By the way, of course I have trued off the sole. That was already done a short while after I have bought the plane.
I'm often doing this to see, how bad it is and if it make sense to keep and restore a plane or to make spare parts out of it.
After all the above described treatments I only checked if the sole is still flat. All good so far.

Then over to the blade. I tell you what. This post is already much longer as I have planned to do it.
That said, I will  report about the blade and the setting next time.

Let me know if there are any questions or proposals.

Stay tuned!


  1. Hi Stefan.
    Nice job on repairing the jointer.
    I like it when it is a little visible, that a tool has been repaired, to me it is a sign that someone has cared for the tool and found that it was worth repairing.


    1. Hi Jonas,
      thanks for saying.
      Interesting point of view. But that's it. I've cared about it. Just so that it can become one of my daily users.

  2. Hi Stefan. I am guessing that the cracks could not be clamped closed so that you would only need glue and not a wedge. I thought if the cracks were open that the hole for the wedge support would be too big. Good job fixing that. I look forward to seeing more on this.

    1. Hi Matt,
      your assumption is quite right. I gave it a try, but there was no significant movement.
      Then stay curious because there will by something about the iron too.

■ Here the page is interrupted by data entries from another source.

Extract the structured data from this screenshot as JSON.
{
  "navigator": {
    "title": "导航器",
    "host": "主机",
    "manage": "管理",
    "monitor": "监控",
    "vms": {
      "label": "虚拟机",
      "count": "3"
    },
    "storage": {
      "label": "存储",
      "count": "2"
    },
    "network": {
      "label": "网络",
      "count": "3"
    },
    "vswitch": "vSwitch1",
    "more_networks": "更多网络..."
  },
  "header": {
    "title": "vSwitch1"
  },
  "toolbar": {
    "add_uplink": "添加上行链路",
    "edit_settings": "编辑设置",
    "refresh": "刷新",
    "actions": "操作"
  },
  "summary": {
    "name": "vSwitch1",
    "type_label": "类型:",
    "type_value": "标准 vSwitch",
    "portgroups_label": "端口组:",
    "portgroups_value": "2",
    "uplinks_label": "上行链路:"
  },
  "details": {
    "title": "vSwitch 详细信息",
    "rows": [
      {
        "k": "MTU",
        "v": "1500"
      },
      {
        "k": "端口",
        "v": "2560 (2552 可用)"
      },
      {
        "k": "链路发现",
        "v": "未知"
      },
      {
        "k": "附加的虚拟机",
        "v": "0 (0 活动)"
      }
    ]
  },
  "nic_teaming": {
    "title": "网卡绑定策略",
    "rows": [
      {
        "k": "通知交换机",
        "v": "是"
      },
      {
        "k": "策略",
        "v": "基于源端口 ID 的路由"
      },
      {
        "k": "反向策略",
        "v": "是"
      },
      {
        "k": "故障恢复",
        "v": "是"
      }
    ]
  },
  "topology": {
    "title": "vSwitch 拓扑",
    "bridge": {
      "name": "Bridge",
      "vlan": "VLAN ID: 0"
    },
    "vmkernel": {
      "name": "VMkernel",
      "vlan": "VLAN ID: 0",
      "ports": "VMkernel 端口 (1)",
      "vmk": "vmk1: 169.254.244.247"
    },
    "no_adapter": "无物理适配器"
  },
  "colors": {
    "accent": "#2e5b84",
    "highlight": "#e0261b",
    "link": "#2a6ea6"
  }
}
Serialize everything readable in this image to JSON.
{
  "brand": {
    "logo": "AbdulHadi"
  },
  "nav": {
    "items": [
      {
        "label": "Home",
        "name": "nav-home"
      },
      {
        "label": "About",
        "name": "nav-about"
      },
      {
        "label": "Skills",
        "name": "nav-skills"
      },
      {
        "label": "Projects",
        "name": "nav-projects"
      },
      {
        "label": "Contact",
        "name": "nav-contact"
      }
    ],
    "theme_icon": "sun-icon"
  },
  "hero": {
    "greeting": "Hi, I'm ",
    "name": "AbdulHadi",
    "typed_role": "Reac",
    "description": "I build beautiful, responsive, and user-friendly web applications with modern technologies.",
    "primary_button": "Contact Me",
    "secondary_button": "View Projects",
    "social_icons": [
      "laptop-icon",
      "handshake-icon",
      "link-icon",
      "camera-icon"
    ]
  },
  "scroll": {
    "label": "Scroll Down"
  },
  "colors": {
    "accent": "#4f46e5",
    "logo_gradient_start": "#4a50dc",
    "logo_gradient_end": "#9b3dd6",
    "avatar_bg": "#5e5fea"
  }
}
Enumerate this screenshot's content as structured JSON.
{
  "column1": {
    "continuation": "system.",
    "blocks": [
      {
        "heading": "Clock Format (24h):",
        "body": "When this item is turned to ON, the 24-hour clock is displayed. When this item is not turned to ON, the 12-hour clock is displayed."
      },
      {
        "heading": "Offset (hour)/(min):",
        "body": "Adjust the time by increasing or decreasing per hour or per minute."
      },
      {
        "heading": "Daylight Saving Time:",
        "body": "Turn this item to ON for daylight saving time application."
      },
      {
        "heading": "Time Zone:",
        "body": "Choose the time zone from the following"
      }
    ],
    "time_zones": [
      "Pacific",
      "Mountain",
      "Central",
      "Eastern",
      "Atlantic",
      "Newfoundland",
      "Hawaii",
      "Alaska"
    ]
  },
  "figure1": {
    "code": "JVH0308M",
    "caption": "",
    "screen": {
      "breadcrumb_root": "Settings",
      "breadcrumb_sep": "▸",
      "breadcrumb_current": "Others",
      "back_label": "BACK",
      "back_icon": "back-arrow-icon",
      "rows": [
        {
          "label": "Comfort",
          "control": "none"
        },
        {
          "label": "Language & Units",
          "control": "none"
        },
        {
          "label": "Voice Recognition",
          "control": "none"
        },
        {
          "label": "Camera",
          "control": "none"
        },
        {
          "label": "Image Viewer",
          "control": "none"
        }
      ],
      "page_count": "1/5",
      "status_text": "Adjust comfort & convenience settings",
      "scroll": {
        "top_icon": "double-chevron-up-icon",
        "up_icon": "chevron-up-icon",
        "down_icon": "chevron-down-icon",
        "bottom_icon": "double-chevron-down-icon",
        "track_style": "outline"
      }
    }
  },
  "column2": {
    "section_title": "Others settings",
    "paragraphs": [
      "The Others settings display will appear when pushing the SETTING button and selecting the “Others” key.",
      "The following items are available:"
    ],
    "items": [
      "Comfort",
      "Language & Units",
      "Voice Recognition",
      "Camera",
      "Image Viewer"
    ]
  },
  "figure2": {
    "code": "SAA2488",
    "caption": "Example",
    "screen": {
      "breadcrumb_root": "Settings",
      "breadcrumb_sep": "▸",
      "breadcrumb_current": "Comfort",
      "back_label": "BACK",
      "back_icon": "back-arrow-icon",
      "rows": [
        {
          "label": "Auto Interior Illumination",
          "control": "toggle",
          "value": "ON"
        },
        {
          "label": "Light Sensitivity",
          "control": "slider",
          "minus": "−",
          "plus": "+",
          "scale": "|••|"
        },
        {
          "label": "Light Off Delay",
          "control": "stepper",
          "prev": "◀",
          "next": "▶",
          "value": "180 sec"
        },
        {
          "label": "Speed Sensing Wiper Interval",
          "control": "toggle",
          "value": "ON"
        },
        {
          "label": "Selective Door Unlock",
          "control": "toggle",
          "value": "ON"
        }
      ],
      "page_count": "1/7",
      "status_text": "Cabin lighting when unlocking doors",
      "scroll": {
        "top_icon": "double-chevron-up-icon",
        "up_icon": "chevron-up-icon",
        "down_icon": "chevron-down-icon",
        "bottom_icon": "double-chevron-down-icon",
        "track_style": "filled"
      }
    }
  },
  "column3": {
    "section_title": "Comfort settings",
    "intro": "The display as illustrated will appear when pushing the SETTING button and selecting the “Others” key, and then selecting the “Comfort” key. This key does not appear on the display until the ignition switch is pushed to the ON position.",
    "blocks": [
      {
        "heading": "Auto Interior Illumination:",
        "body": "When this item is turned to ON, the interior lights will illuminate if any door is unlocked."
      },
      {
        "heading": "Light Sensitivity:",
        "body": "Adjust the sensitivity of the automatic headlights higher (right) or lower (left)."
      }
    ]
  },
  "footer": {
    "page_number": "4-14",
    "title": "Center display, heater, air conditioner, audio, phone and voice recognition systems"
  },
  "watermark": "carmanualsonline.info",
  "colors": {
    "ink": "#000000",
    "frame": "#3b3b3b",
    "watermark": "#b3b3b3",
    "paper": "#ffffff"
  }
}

  3. Sehr schön gemacht. Was ist das für ein Fabrikat? Ulmia?

  4. I don't know if Blogger is eating up comments, but I have received another comment from Wolfram which is not shown here, for whatever reason.
    So, thanks Wolfram. And the manufacturer of the plane is "Steiner" which makes it looking pretty similar to Ulmia.


  5. SAtefan re your missing comments, check the Spam folder for comments, your dissapearing one, one day ended up there...

    Nice rehab, always good to see a tool being rescued


    1. Hi Bob,
      thanks for your advice. I was kinda dull last week.
      Men know what I mean....

      I like pretty much to bring these kind of tools back to work.